Use of a PCR-based amplification analysis as a substitute for the Southern blot method to determine the C4A and C4B genes.

The human C4 complement components of the C4 gene are encoded by two genes, C4A and C4B, located on chromosome 6p21.3 of the major histocompatibility complex (MHC) of the human leukocyte antigen (HLA) class III region. Genetic determination of these two genes was by the Southern blot method: the 276- and 191-bp NlaIV fragments represent the C4A gene with the sequence, PCPVLP, at residues 1101-1106; the 467-bp NlaIV fragment represents the C4B gene with the sequence, LSPVIH, at residues 1101-1106. Here, we describe a PCR-based approach for differential amplification of the C4 genes adjacent to the respective CYP21A1P and CYP21A2, followed by NlaIV restriction digestion in a secondary PCR product and direct analysis by electrophoresis on an agarose gel to determine the C4A and C4B genes.

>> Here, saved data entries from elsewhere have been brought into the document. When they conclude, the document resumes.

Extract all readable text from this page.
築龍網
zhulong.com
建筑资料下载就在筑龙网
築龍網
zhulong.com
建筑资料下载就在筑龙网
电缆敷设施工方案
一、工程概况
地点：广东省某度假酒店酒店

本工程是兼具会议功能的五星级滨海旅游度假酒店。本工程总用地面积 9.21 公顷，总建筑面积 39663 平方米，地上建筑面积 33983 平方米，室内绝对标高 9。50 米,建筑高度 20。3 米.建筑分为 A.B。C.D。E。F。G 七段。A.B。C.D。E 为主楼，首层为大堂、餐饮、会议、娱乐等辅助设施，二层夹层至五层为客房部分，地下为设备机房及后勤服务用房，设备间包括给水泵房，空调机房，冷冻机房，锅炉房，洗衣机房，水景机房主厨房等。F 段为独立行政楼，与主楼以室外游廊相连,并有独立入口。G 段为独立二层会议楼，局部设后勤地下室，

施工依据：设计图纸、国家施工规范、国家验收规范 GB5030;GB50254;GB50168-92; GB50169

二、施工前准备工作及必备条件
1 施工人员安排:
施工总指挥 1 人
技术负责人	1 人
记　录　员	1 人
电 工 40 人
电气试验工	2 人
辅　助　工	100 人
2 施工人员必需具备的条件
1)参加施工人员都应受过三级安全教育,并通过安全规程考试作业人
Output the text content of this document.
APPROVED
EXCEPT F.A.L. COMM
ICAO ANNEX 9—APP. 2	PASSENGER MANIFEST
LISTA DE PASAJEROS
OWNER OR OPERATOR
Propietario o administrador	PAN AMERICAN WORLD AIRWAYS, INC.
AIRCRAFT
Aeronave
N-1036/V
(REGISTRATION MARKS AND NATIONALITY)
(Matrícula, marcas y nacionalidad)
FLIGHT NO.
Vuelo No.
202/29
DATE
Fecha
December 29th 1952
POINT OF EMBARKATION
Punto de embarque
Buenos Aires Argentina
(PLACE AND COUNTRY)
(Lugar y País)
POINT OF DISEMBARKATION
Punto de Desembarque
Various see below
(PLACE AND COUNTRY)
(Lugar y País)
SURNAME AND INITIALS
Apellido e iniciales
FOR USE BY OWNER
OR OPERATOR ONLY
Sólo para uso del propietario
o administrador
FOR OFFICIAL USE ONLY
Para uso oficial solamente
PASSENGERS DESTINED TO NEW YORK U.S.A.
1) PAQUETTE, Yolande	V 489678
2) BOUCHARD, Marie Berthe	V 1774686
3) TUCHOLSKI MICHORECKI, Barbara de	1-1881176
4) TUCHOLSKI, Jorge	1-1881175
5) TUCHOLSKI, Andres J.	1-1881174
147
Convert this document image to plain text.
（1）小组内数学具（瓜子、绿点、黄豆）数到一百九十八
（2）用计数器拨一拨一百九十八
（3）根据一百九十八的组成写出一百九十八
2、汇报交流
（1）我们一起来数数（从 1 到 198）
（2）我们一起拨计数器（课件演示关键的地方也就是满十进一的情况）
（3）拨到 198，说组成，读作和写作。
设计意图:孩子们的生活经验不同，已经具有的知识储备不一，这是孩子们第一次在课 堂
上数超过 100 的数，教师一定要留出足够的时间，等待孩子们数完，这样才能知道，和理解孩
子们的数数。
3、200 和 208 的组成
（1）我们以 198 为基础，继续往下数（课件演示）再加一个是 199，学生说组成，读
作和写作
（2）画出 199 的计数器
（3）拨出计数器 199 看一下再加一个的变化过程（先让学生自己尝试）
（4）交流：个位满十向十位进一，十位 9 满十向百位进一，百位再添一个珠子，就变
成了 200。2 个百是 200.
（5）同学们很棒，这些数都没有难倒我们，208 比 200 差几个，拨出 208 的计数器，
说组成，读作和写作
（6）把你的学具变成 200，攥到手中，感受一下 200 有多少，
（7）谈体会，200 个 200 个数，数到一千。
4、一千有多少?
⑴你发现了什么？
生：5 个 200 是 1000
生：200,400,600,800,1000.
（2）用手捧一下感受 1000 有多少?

From the results of this study, we concluded that 87% and 85% of the C4 genes adjacent to the CYP21A1P and CYP21A2 genes carried the C4A and C4B genes, respectively. The frequencies of the C4A and C4B genes comprising the C4 locus were 51.5 and 49%, respectively in this ethnic Chinese (Taiwanese) cohort. Since no radiolabelling application is involved, the protocol is reliable as a substitute for the Southern blot method for C4A and C4B determination.